A Ho-Hum Update for Most
Microsoft’s regular Patch Tuesday in January included only one patch, shoring up a flaw with Embedded OpenType fonts that was rated critical only for Windows 2000. Without the MS01-001 update, a vulnerable Windows 2000 system could be taken over by a successful attack, so if you have Win 2000, run Windows Update to be certain that you’ve nabbed this patch as well. But this is a low-priority fix for all other supported versions of Windows.
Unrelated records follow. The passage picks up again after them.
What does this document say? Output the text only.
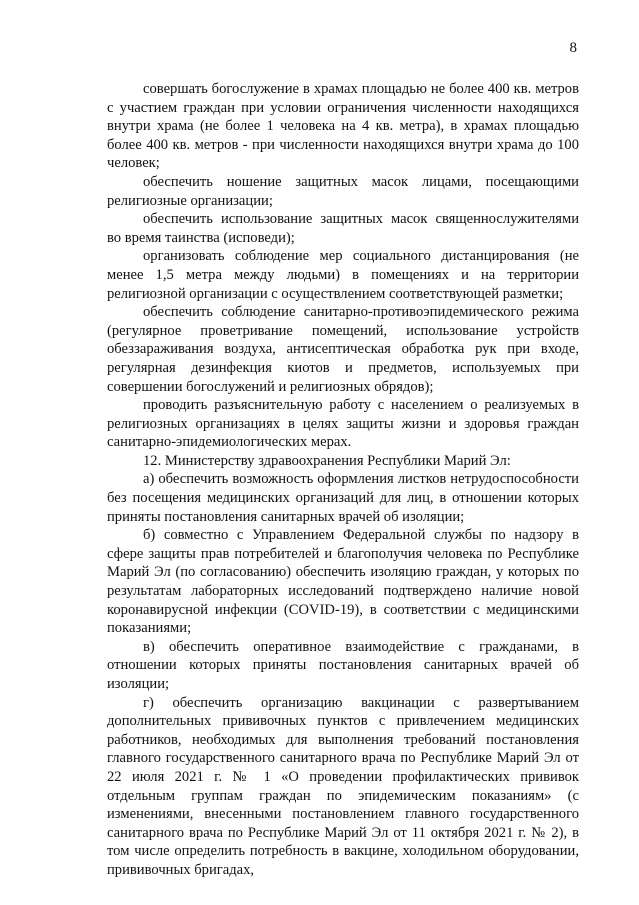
8

совершать богослужение в храмах площадью не более 400 кв. метров с участием граждан при условии ограничения численности находящихся внутри храма (не более 1 человека на 4 кв. метра), в храмах площадью более 400 кв. метров - при численности находящихся внутри храма до 100 человек;

обеспечить ношение защитных масок лицами, посещающими религиозные организации;

обеспечить использование защитных масок священнослужителями во время таинства (исповеди);

организовать соблюдение мер социального дистанцирования (не менее 1,5 метра между людьми) в помещениях и на территории религиозной организации с осуществлением соответствующей разметки;

обеспечить соблюдение санитарно-противоэпидемического режима (регулярное проветривание помещений, использование устройств обеззараживания воздуха, антисептическая обработка рук при входе, регулярная дезинфекция киотов и предметов, используемых при совершении богослужений и религиозных обрядов);

проводить разъяснительную работу с населением о реализуемых в религиозных организациях в целях защиты жизни и здоровья граждан санитарно-эпидемиологических мерах.

12. Министерству здравоохранения Республики Марий Эл:

а) обеспечить возможность оформления листков нетрудоспособности без посещения медицинских организаций для лиц, в отношении которых приняты постановления санитарных врачей об изоляции;

б) совместно с Управлением Федеральной службы по надзору в сфере защиты прав потребителей и благополучия человека по Республике Марий Эл (по согласованию) обеспечить изоляцию граждан, у которых по результатам лабораторных исследований подтверждено наличие новой коронавирусной инфекции (COVID-19), в соответствии с медицинскими показаниями;

в) обеспечить оперативное взаимодействие с гражданами, в отношении которых приняты постановления санитарных врачей об изоляции;

г) обеспечить организацию вакцинации с развертыванием дополнительных прививочных пунктов с привлечением медицинских работников, необходимых для выполнения требований постановления главного государственного санитарного врача по Республике Марий Эл от 22 июля 2021 г. № 1 «О проведении профилактических прививок отдельным группам граждан по эпидемическим показаниям» (с изменениями, внесенными постановлением главного государственного санитарного врача по Республике Марий Эл от 11 октября 2021 г. № 2), в том числе определить потребность в вакцине, холодильном оборудовании, прививочных бригадах,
Adobe Fixes Own Zero-Day Flaw
Adobe released an essential fix for its Reader and Acrobat programs on the same day as Microsoft’s regular monthly patch. Pretty much everyone will need to check that they have the Adobe Reader and Acrobat 9.3 update. It shores up a security hole that had been exploited by malicious .pdf files since December, and it is required for version 9.2 (or earlier) of both programs on Windows, Linux, and Mac systems.
Click Help•Check for Updates to make sure you have the latest version, and hit the Preferences button on the resulting pop-up to make sure you’ve enabled Adobe’s automatic updates. See more details on the update, and head to get.adobe.com/reader to download the full version.
Firefox 3.6 Released
Mozilla bumped up its popular browser with an update that adds a few new features and fixes, but doesn’t make any major changes to the program. Version 3.6 will automatically check for a wider range of out-of-date plug-ins, which can represent a major security risk (3.5 checks for old Adobe Flash versions). It also adds support for Personas, a new way to handle Firefox themes.
At this writing, Firefox won’t prompt you to automatically upgrade to 3.6. The easiest way to pick it up is to click Help •Check for Updates, and then click Get the New Version. A helpful add-on check will warn you about any installed extensions that don’t yet work with 3.6 before you upgrade. You can decide then whether you want to wait until the add-ons are ready, or go ahead with the 3.6 update, which will disable those particular add-ons.